Labor ‘Shell-Shocked’ By By-Blection Loss

By AAP
May 23, 2021 Updated: May 23, 2021

Labor is “shell-shocked” at the “terrible” result of a NSW by-election that saw its primary vote slide backwards and the center-right Liberal-National government retain the marginal seat, NSW opposition leader Jodi McKay says.

McKay told reporters on Sunday she was “devastated” by the Upper Hunter result. The Upper Hunter is a coal mining region.

“We did not think that the result would be the way it is,” she said. “We didn’t expect that our vote would go to independents, we didn’t expect our vote to be torn away as it was.”

Labor conceded defeat on Sunday, with both McKay and ALP candidate Jeff Drayton congratulating their Nationals counterparts.

McKay admitted her party needed to do some “really genuine soul-searching” to figure out why it was not resonating with voters.

Nobody in her party room has asked her to step down or issued a challenge to her role. She said that blaming her party leadership would be a cop-out and would not address the fundamental structural issues facing the Labor party.

McKay urged her party to focus on issues that matter to working people in western Sydney and other places rather than “minority issues.”

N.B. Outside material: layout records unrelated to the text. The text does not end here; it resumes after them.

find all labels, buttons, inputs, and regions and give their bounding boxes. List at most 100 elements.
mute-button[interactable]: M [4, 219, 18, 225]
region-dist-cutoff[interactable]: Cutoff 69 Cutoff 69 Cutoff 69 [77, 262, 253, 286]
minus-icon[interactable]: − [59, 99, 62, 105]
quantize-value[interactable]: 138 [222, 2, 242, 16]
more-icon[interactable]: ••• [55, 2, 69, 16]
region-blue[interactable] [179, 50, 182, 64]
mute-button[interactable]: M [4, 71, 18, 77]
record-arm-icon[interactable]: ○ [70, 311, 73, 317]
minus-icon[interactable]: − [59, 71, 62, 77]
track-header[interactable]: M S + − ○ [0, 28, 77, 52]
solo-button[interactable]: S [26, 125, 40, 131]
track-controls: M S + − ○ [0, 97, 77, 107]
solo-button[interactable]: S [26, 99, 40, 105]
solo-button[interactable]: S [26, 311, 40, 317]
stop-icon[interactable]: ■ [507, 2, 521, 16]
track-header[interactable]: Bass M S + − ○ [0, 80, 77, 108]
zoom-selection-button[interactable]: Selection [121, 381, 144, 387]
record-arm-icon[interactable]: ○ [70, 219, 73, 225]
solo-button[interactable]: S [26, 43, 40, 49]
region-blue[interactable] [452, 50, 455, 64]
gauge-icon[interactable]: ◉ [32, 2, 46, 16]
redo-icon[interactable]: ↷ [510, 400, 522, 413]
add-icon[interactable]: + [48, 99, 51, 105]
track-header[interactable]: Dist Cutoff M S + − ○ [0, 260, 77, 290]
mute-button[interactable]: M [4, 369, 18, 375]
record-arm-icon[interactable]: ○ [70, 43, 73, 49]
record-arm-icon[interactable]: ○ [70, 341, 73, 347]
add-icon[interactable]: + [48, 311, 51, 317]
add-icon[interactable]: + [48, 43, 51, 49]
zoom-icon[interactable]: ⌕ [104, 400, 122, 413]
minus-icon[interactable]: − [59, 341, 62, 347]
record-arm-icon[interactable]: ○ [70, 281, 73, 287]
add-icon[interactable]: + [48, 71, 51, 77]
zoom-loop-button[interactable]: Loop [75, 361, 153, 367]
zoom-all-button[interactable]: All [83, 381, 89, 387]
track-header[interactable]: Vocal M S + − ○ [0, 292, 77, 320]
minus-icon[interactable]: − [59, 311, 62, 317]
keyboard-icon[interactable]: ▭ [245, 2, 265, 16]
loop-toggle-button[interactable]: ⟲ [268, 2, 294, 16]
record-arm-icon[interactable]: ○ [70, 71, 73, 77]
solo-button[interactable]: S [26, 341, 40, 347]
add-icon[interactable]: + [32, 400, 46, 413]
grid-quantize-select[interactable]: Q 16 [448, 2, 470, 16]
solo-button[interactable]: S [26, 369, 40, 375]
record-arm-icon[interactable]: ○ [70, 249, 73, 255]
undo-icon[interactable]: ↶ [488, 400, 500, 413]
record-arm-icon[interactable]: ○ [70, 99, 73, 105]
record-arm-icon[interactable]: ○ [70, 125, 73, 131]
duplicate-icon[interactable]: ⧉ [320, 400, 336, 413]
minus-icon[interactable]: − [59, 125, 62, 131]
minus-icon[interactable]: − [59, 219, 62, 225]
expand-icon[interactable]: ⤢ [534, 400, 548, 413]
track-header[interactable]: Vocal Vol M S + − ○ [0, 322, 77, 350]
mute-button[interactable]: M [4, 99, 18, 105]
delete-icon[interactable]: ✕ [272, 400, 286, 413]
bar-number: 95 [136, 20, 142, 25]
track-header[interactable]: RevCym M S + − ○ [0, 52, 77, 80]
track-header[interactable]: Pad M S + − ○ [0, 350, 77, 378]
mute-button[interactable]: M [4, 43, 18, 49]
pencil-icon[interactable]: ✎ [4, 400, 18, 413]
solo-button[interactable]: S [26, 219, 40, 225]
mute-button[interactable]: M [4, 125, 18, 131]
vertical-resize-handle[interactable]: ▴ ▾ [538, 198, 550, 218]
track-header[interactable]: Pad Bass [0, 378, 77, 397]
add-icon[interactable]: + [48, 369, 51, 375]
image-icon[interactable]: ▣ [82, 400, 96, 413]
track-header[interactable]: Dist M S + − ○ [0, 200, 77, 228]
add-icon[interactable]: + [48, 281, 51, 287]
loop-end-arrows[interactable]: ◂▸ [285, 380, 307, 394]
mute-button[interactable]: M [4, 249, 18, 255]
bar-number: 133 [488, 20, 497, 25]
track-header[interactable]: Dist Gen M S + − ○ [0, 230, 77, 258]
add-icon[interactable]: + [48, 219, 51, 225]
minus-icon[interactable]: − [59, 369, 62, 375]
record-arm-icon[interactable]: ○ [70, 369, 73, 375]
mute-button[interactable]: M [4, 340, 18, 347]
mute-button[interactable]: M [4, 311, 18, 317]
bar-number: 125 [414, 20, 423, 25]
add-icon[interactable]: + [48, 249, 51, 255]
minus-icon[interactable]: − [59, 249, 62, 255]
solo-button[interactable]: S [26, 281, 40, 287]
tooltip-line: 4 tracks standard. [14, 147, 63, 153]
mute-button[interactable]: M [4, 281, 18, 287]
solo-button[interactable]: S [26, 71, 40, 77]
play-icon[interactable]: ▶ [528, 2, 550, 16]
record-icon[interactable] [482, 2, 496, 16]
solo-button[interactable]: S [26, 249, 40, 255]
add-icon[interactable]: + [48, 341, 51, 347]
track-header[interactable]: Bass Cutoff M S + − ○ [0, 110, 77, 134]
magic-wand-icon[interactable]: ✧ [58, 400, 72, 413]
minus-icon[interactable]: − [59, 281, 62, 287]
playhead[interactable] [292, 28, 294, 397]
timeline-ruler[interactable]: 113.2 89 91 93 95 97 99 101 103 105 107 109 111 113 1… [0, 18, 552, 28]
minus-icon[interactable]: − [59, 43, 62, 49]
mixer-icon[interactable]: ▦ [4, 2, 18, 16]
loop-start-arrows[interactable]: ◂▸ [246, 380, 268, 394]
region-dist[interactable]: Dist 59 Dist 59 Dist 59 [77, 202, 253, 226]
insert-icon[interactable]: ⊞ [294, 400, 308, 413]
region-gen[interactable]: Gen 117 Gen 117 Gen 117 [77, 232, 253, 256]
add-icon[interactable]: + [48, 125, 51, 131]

She says she’s implemented changes since the 2019 poll. But the by-election results show that the party hasn’t made the progress she thought.

“The policies are good, I just don’t know why we’re not connecting,” she said.

Nationals candidate Daivd Layzell had claimed around 30 per cent of the first preferences from over 41,000 votes counted at 2 p.m. on Sunday.

Drayton was next on 21 per cent, with the One Nation and Shooters, Fishers, and Farmers Party candidates following on 12 per cent.

It represents a significant swing against the opposition, which got 28.6 per cent of first preferences in the 2019 state election.

“Our result yesterday, particularly in Singleton, is a warning to Labor that we can’t take any community for granted,” Drayton, a coal miner and union official, said in a statement.

“Working class communities are hurting and they’re turning away from this government. However, right now, they don’t see Labor as the answer.

“Labor needs to do some real soul searching as to how we will win these communities back.”

NSW Nationals leader John Barilaro said earlier on Sunday that the result was an indictment of the Labor party.

He accused them of pretending to be for mining and agriculture but not voting accordingly.

He said the problem was not McKay’s leadership.

“She’s just a jockey, the horse is broken,” he told Sky News. “They’ve got to start fixing their policies …They just can’t find their way back because they have forgotten about the people that actually matter.”

He had warned Labor on the campaign trail that coal mining is the heart of the Hunter: “At the end of the day, when it comes to employment numbers and employees, directly and indirectly, small businesses survive heavily on mining.”

Premier Gladys Berejiklian had said that the election could go either way as governments traditionally don’t do well in by-elections. The Nationals have held the seat for the last 90 years, although it has become marginal.

The by-election was sparked when Nationals MP Michael Johnsen stepped down over allegations he had solicited sex in the parliament and revelations he is under police investigation for sexual assault.

The final vote count will not be known for some days, with postal votes returning as late as Wednesday.